Florida Town Declares Satan Not Welcome

THE ST. PETERSBURG TIMES, Jan. 28 — At a meeting of the Town Commission in Inglis, Fla., overwhelming public support was expressed for Carolyn Risher, the mayor who declared that Satan is not welcome in the Florida west coast town.

Risher's declaration, printed on town stationery and ritually placed inside wooden posts at four corners of town, led to the threat of legal action from the American Civil Liberties Union.

But the ACLU seemed appeased by a Town Commission vote that the proclamation was the work of an individual, not a town official, the St. Petersburg daily reported. Said Gary Edinger, an attorney with the ACLU chapter in Gainesville, “This takes care of it nicely.”

Priest Gave General Absolution After Towers Fell

THE NEW YORK TIMES, Jan. 30 — Father John Delendick, a chaplain for the New York City Fire Department, gave general absolution to people on the scene at the collapse of the World Trade Center towers.

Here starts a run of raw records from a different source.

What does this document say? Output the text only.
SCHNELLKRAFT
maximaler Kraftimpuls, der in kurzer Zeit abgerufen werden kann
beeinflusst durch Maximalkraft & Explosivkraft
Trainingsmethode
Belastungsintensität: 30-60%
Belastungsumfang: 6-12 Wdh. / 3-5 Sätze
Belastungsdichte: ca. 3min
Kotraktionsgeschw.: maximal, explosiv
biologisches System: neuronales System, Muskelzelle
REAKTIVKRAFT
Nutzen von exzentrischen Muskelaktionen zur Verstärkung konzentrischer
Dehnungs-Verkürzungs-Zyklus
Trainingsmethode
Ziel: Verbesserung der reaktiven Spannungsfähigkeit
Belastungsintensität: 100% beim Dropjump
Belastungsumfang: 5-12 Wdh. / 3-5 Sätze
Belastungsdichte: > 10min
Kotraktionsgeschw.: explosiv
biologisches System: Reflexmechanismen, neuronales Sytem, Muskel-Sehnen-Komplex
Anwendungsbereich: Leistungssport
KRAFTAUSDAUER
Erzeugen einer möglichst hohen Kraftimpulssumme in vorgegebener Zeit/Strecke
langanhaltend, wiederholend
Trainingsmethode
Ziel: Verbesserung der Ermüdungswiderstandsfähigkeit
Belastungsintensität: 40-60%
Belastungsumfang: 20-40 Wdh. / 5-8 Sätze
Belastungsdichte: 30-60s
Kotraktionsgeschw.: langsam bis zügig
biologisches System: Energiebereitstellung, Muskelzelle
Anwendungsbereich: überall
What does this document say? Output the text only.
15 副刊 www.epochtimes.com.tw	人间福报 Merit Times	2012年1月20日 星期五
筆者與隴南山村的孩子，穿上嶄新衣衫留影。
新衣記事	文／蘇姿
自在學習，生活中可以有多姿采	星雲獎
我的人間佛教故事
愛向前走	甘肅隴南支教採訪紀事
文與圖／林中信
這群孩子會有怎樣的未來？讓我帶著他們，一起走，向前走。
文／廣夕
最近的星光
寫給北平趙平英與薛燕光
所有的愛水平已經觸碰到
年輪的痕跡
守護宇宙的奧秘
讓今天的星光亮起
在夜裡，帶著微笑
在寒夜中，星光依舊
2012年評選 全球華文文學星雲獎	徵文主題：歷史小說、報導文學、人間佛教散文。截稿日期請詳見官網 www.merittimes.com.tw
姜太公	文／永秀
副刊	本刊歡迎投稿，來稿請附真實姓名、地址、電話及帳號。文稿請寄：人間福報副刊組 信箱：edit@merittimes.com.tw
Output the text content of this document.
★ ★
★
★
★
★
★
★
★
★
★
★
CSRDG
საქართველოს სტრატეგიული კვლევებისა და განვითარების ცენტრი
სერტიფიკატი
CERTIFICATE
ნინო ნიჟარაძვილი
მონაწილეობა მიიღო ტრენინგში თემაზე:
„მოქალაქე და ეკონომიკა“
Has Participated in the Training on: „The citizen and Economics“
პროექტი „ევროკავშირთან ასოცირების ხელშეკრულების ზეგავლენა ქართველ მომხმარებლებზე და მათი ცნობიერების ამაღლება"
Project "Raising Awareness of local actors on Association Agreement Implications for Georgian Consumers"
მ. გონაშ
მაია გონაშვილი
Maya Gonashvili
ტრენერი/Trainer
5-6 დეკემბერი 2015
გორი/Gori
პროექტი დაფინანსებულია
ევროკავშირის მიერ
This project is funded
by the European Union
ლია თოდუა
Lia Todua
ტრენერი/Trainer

Father Delendick, a priest of the Diocese of Brooklyn, was one of 500 fire department personnel interviewed in an oral history project concerning the events in New York City on Sept. 11, said the New York daily.

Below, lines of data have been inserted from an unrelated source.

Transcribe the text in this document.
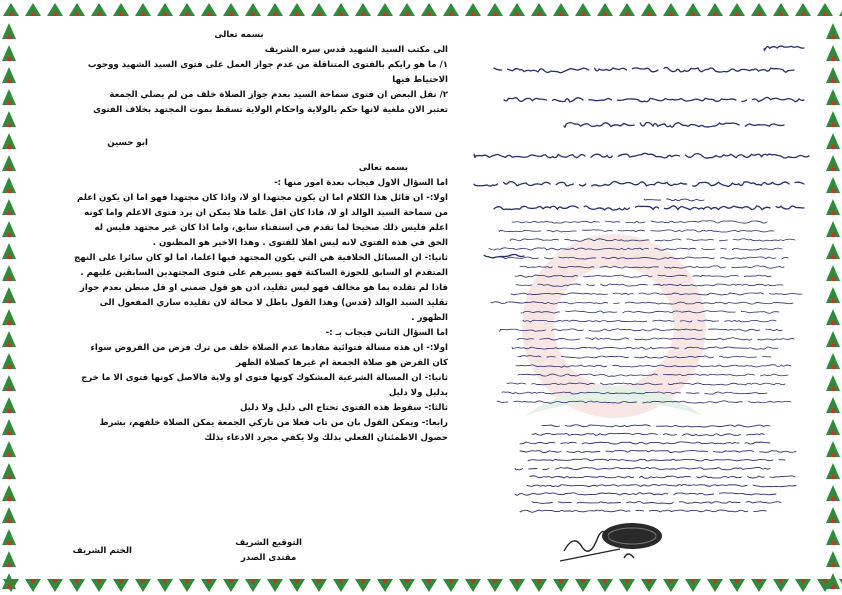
بسمه تعالى
الى مكتب السيد الشهيد قدس سره الشريف
١/ ما هو رايكم بالفتوى المتناقلة من عدم جواز العمل على فتوى السيد الشهيد ووجوب
الاحتياط فيها
٢/ نقل البعض ان فتوى سماحة السيد بعدم جواز الصلاة خلف من لم يصلي الجمعة
تعتبر الان ملغية لانها حكم بالولاية واحكام الولاية تسقط بموت المجتهد بخلاف الفتوى
ابو حسين
بسمه تعالى
اما السؤال الاول فيجاب بعدة امور منها :-
اولا:- ان قائل هذا الكلام اما ان يكون مجتهدا او لا، واذا كان مجتهدا فهو اما ان يكون اعلم
من سماحة السيد الوالد او لا، فاذا كان اقل علما فلا يمكن ان يرد فتوى الاعلم واما كونه
اعلم فليس ذلك صحيحا لما تقدم في استفتاء سابق، واما اذا كان غير مجتهد فليس له
الحق في هذه الفتوى لانه ليس اهلا للفتوى . وهذا الاخير هو المظنون .
ثانيا:- ان المسائل الخلافية هي التي يكون المجتهد فيها اعلما، اما لو كان سائرا على النهج
المتقدم او السابق للحوزة الساكتة فهو يسيرهم على فتوى المجتهدين السابقين عليهم .
فاذا لم تقلده بما هو مخالف فهو ليس تقليد، اذن هو قول ضمني او قل مبطن بعدم جواز
تقليد السيد الوالد (قدس) وهذا القول باطل لا محالة لان تقليده ساري المفعول الى
الظهور .
اما السؤال الثاني فيجاب بـ :-
اولا:- ان هذه مسالة فتوائية مفادها عدم الصلاة خلف من ترك فرض من الفروض سواء
كان الفرض هو صلاة الجمعة ام غيرها كصلاة الظهر
ثانيا:- ان المسالة الشرعية المشكوك كونها فتوى او ولاية فالاصل كونها فتوى الا ما خرج
بدليل ولا دليل
ثالثا:- سقوط هذه الفتوى تحتاج الى دليل ولا دليل
رابعا:- ويمكن القول بان من تاب فعلا من تاركي الجمعة يمكن الصلاة خلفهم، بشرط
حصول الاطمئنان الفعلي بذلك ولا يكفي مجرد الادعاء بذلك
الختم الشريف
التوقيع الشريف
مقتدى الصدر
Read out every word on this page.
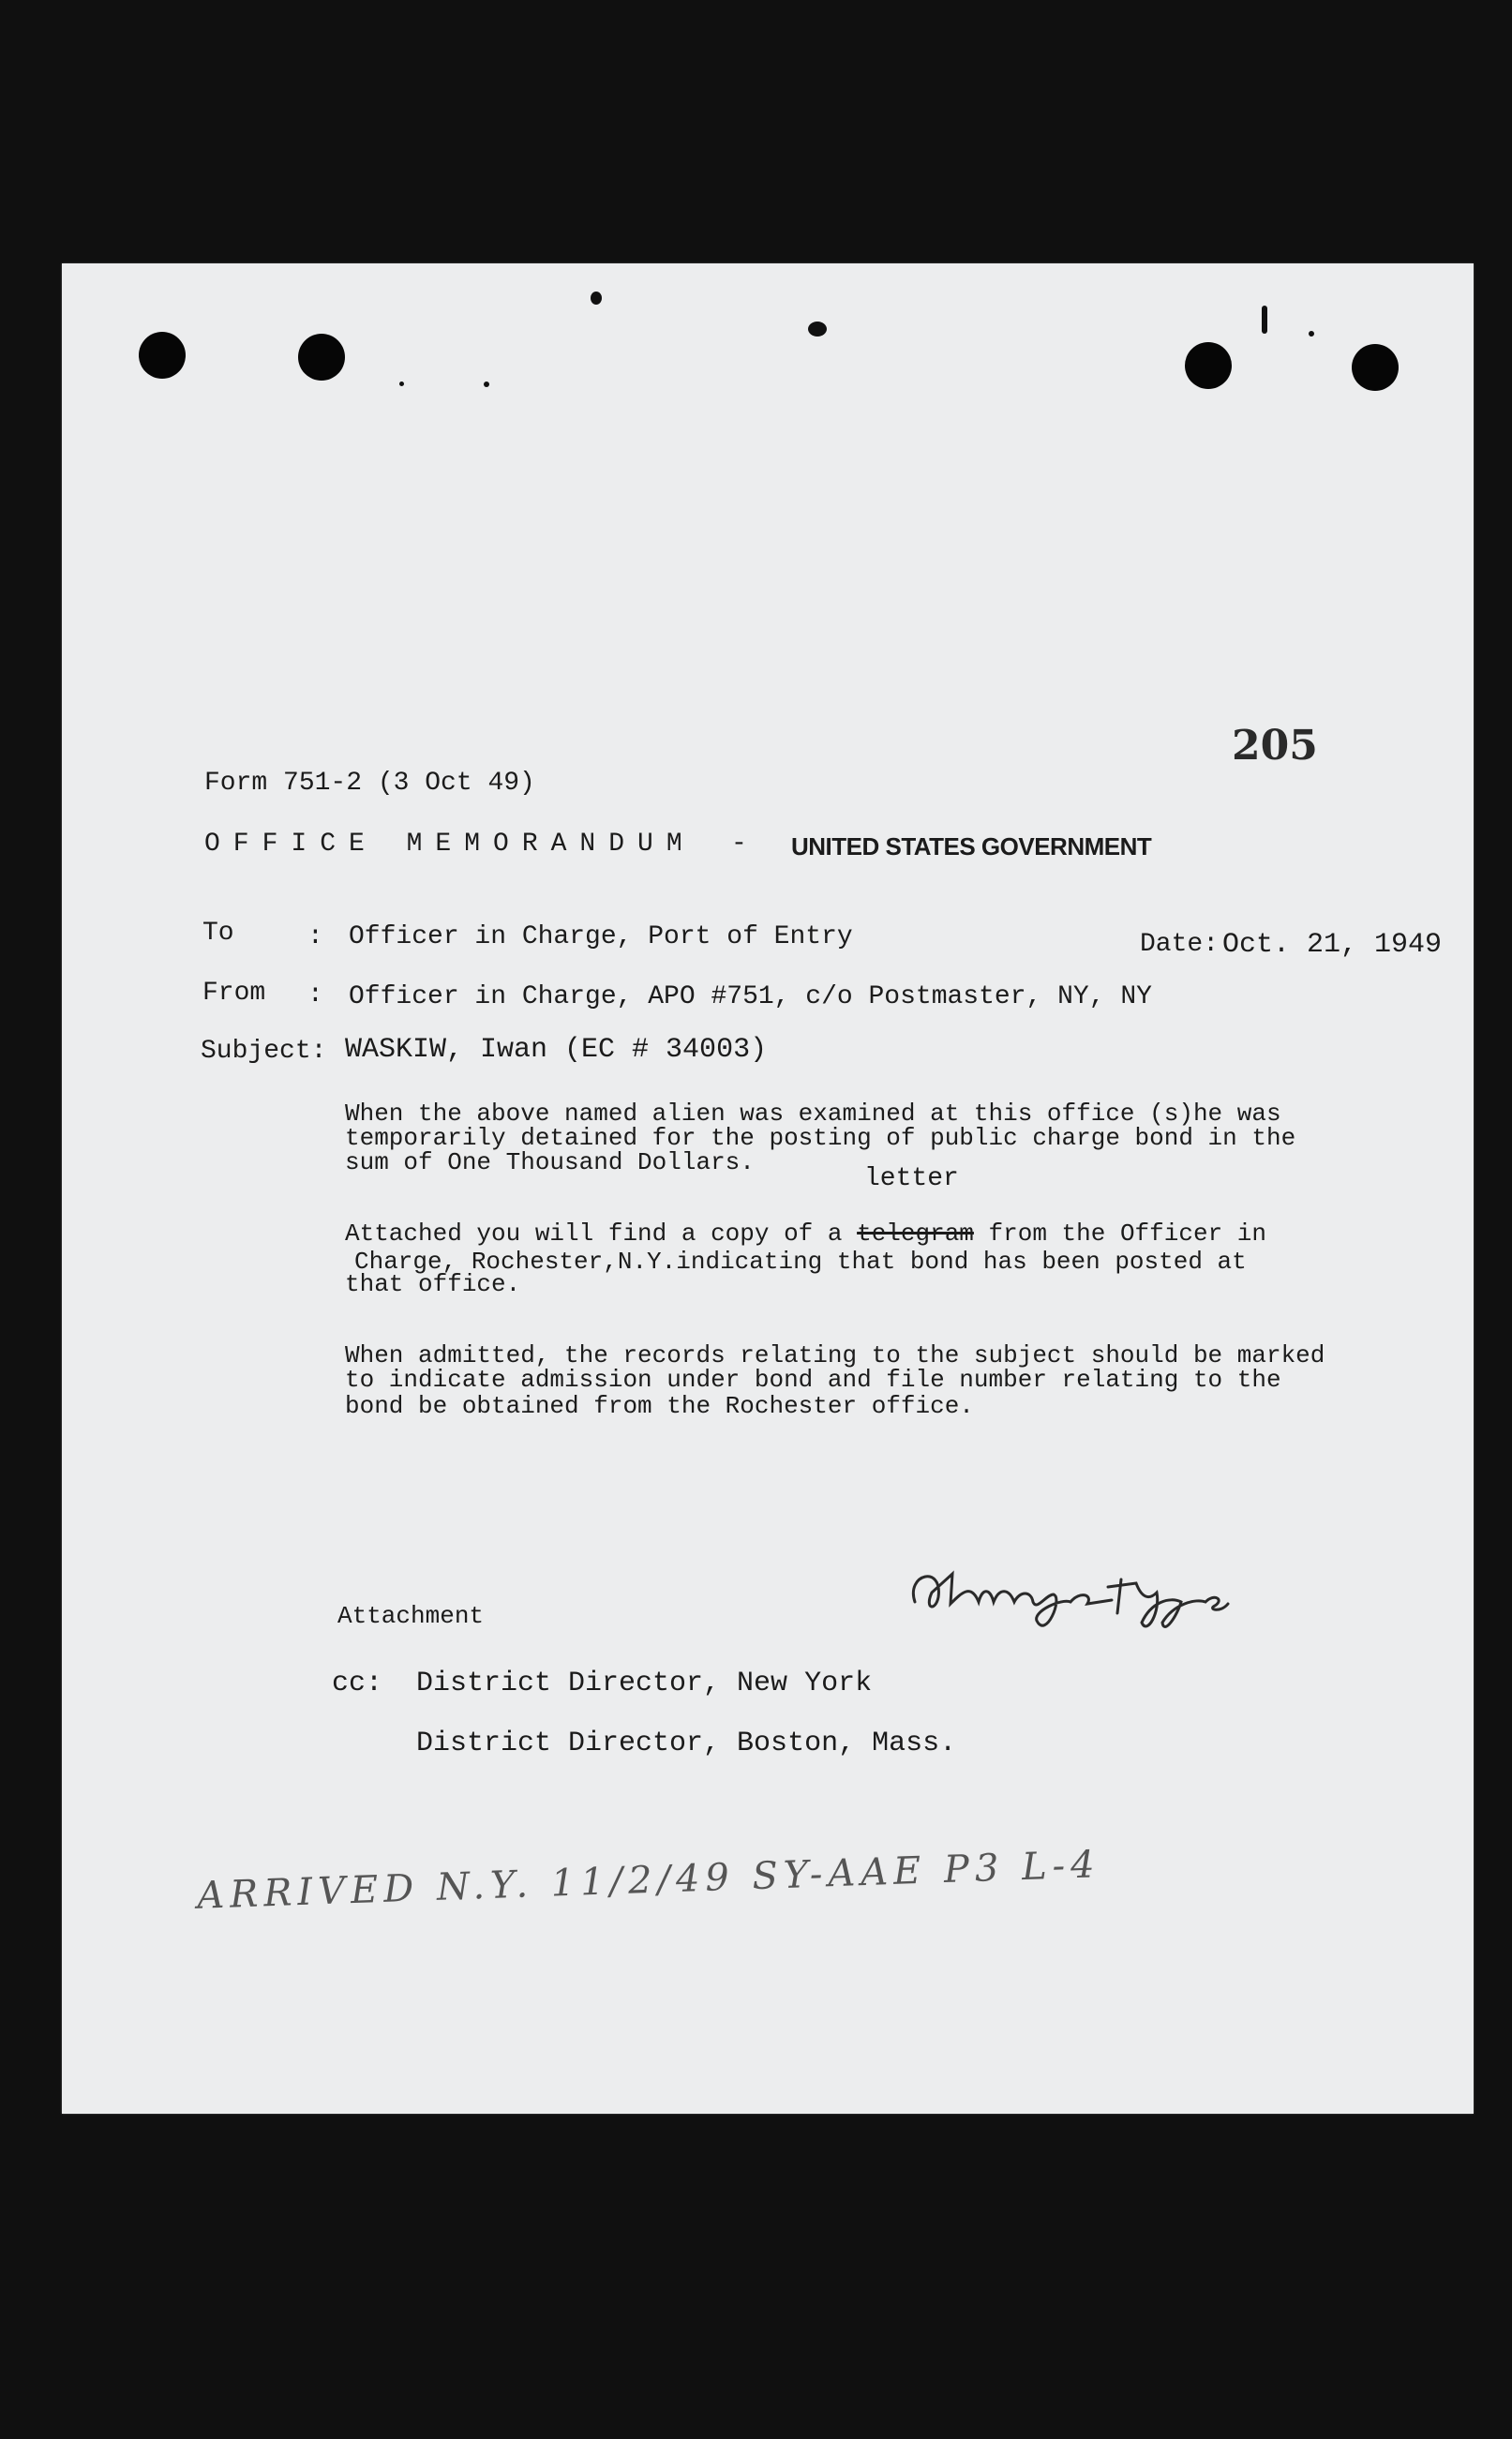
205
Form 751-2 (3 Oct 49)
OFFICE MEMORANDUM - UNITED STATES GOVERNMENT
To	: Officer in Charge, Port of Entry	Date: Oct. 21, 1949
From : Officer in Charge, APO #751, c/o Postmaster, NY, NY
Subject: WASKIW, Iwan (EC # 34003)
When the above named alien was examined at this office (s)he was
temporarily detained for the posting of public charge bond in the
sum of One Thousand Dollars.
letter
Attached you will find a copy of a telegram from the Officer in
Charge, Rochester,N.Y.indicating that bond has been posted at
that office.
When admitted, the records relating to the subject should be marked
to indicate admission under bond and file number relating to the
bond be obtained from the Rochester office.
Attachment
cc: District Director, New York
District Director, Boston, Mass.
ARRIVED N.Y. 11/2/49 SY-AAE P3 L-4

The priest said that as he and uniformed personnel ran from the collapse of the second tower, a policeman asked him to hear his confession.

“I looked and said, ‘This is an act of war, isn't it?’” Father Delendick recounted. “He said, ‘Yeah, I believe so.’ I said, ‘Then I'm giving general absolution.’ I gave everyone general absolution and I kept running.”

Old Catholic Church Sues Hispanic TV Station

THE HOUSTON CHRONICLE, Jan. 18 — A pastor of an Old Catholic church has sued KXLN-TV in Houston and Univision for a broadcast describing how Mexican immigrants felt deceived into thinking their baptisms and weddings were sanctioned by the Roman Catholic Church, the Houston daily reported.

A suit brought by Father John Kroll and St. Alban's Church said a Spanish broadcast described Father Kroll as one “who poses like a Catholic priest” in a chapel rented from a flower shop in northwest Houston. The story failed to state that he is an ordained priest of the Old Catholic Church, which split from the Catholic Church after the First Vatican Council.

An attorney for Father Kroll said the story focused on the misunderstanding of many “new immigrants” that they were participating in a Roman Catholic liturgy when they were getting married and baptizing their children at St. Alban's.